Saturday, January 09, 2010

How to get over heartbreak: a guest post by Mind Rush

The Drift's Love Chakker guru Mind Rush returns with sage advice for the heart-broken beauties of Bollywood.

Heartbreak is in the air in Bollytown.

A pretty actress / model / athlete unceremoniously dumped by her towel-dancing boyfriend...

A recently-svelte actress being dragged along for a decade by her ho-hum BF without a ring or proposal or mandap in sight...

A cricket loving, dimples-n-cream complexioned heroine is suddenly all alone...

Yeah, heartbreak sucks! Mind Rush’s advice to these lonely beauties: REVENGE, NOT KLEENEX!

priyanka genelia preity deepika

Revenge is sweet! Revenge is empowering! But what to do? It is a known fact that in the film industry power resides in relationships i.e. 'camps'. And these camps are headed by the not-so-fairer-sex. So what’s a dumped beauty to do?

Recent news reports got Mind Rush thinking…If men make more money, hold more power, they also get in more trouble. I have three words for the ladies: NO FLY LIST!

The United States has lowered it’s bar for inclusion on the No Fly List. So, here’s the scene: A girlfriend is dumped by a commitment phobic boyfriend. A devoted mom of two finds out that her husband has a mistress (or fifteen). A film-walla is trading his 30-something wife for a younger model.

No more tears! Ladies, dial the authorities. Share some (semi-fake) dirt. Voila, it’s done! Ex gets dumped by TSA and is grounded for life!
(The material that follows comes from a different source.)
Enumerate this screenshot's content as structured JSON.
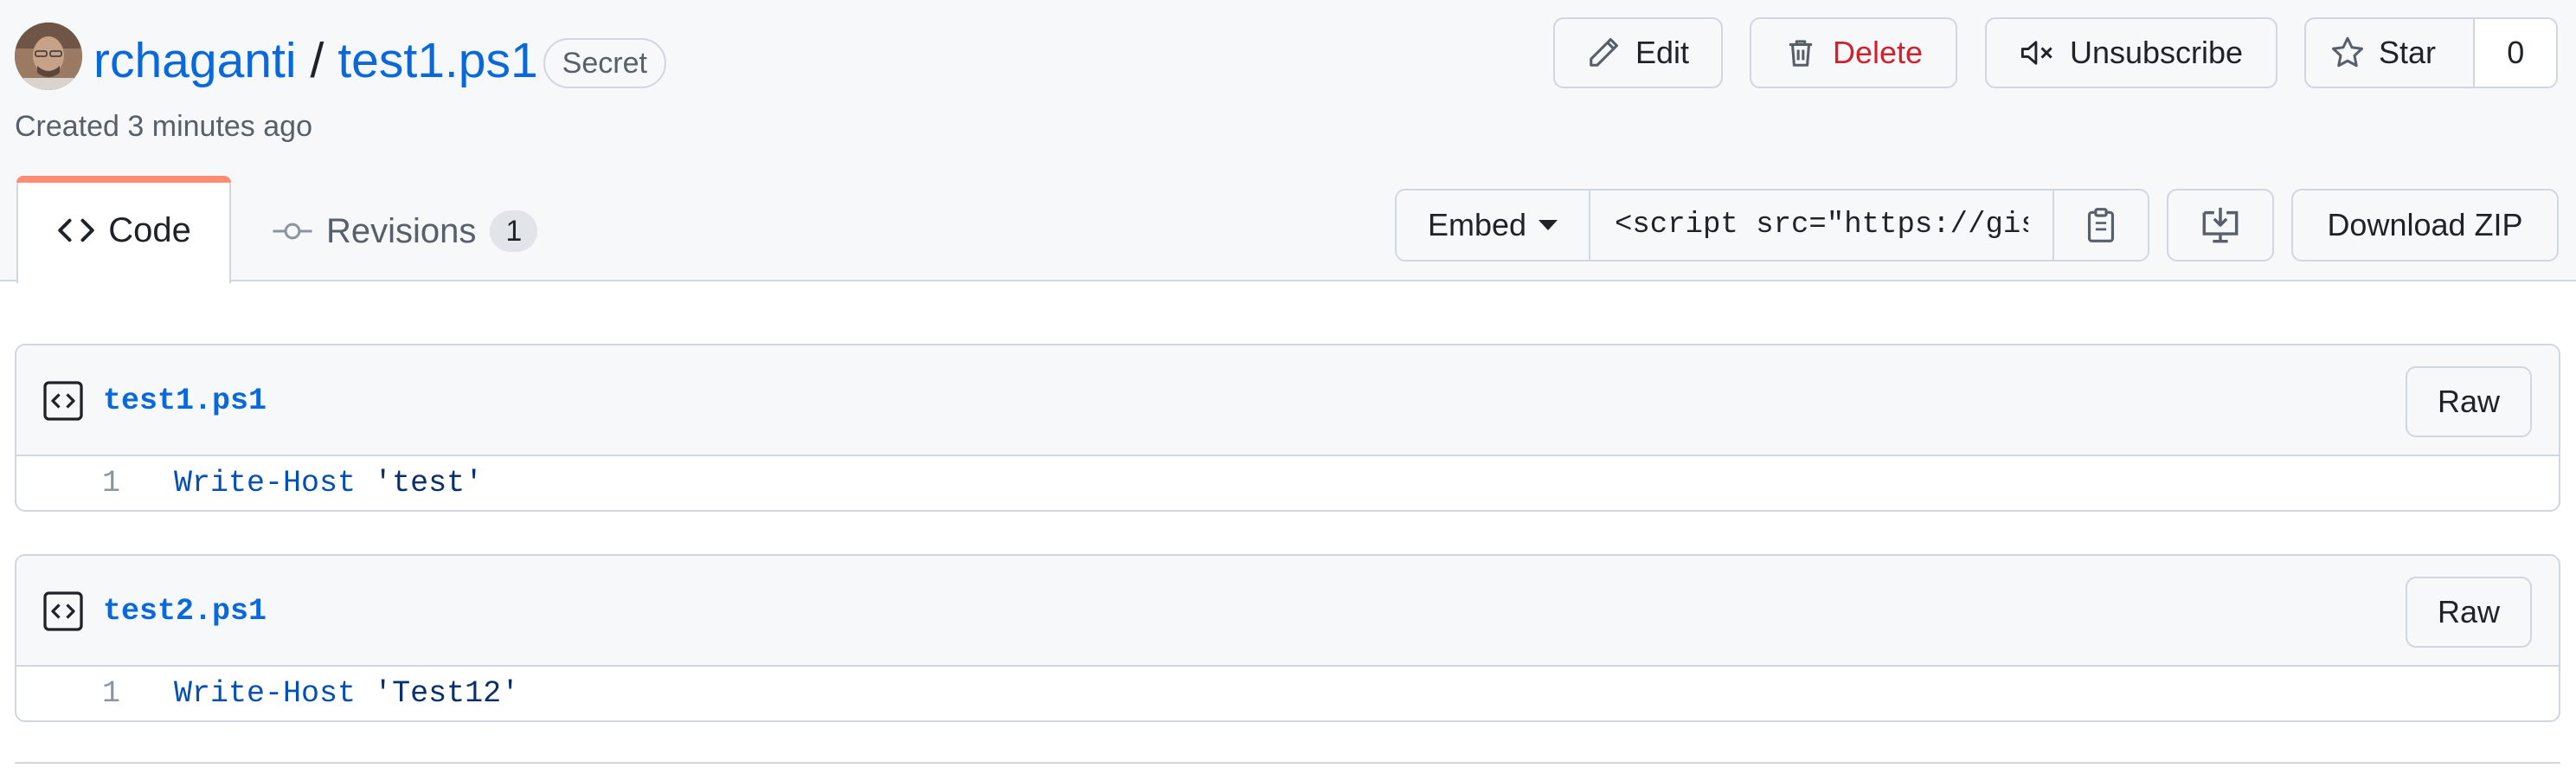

Three cheers for the No Fly List!

13 comments:

Anonymous said...

hahaha good one, I thought you were talking about pants, not to have a fly on them...
nice laugh thanks to TSA

Anonymous said...

LOL, ROFL! awesome idea!

Anonymous said...

On a completely separate note.
What does you name mean?
The term 'ASPI' is an acronym that stands for: 'A'dvanced 'S'CSI 'P'rogramming 'I'nterface.
Now that is difficult to comprehend!!

Aspi said...

Aspi is a Persian name. There are two interpretations:

1) Aspi is short for Asp-i-siyah, the horse that the prophet Zarathustra used to prove his innocence in court. I've been told I have horse like features

2) Short for Esfandyar - legendary Iranian prince who bathed in the pool of invincibility but kept his eyes closed. You can guess how the man got killed eventually. Kind of a variation on the story of Achilles - which I also dig a lot.

Kanan said...

No Fly List... hahaha... cool!

IMO, Revenge isn't worth it if it requires for us to go out of our way to make someone's life hell. I did read on Beth's blog about "... how living well is the best revenge" and thought wow! now there's a mindblowing thought. :) What say!

Word verification: unatri

Kanan said...

Aspi, I forgot to mention but the best thing about your blog is the images and captions in them. I <3 that.

The word verification has craziest words.. sibood.

Aspi said...

All right - next time I do a music ka maha muqqabla post, I'll do captions. Most people don't have to read the post that way - just a quick glance at the captions.

There are many ways to avenge yourself - although to be fair, all this was in jest. In any case here is another take on it - invoke jealousy.

Anonymous said...

I like the invoke jealousy part, good thinking.

Deep said...

priyanka and preity strike me as being waaay too savvy to be played by anyone. if anything i think harman and ness got played. but the captions are too funny so all izzz well.

still disappointed we didn't get a 3 idiots post out of you :(

Anonymous said...

first comment is great one! TSA will make them fly without pants-hahaha!

Kanan said...

Or may be pants without the fly. LOL! ;)

Aspi, hey at times like these, it's anything that works so jest or not, aal izz well! :D

Word verification says "sness" may be they also want to support Preity. hahaha

Aspi said...

My god! Google word verification is on to us!

riya said...
This comment has been removed by a blog administrator.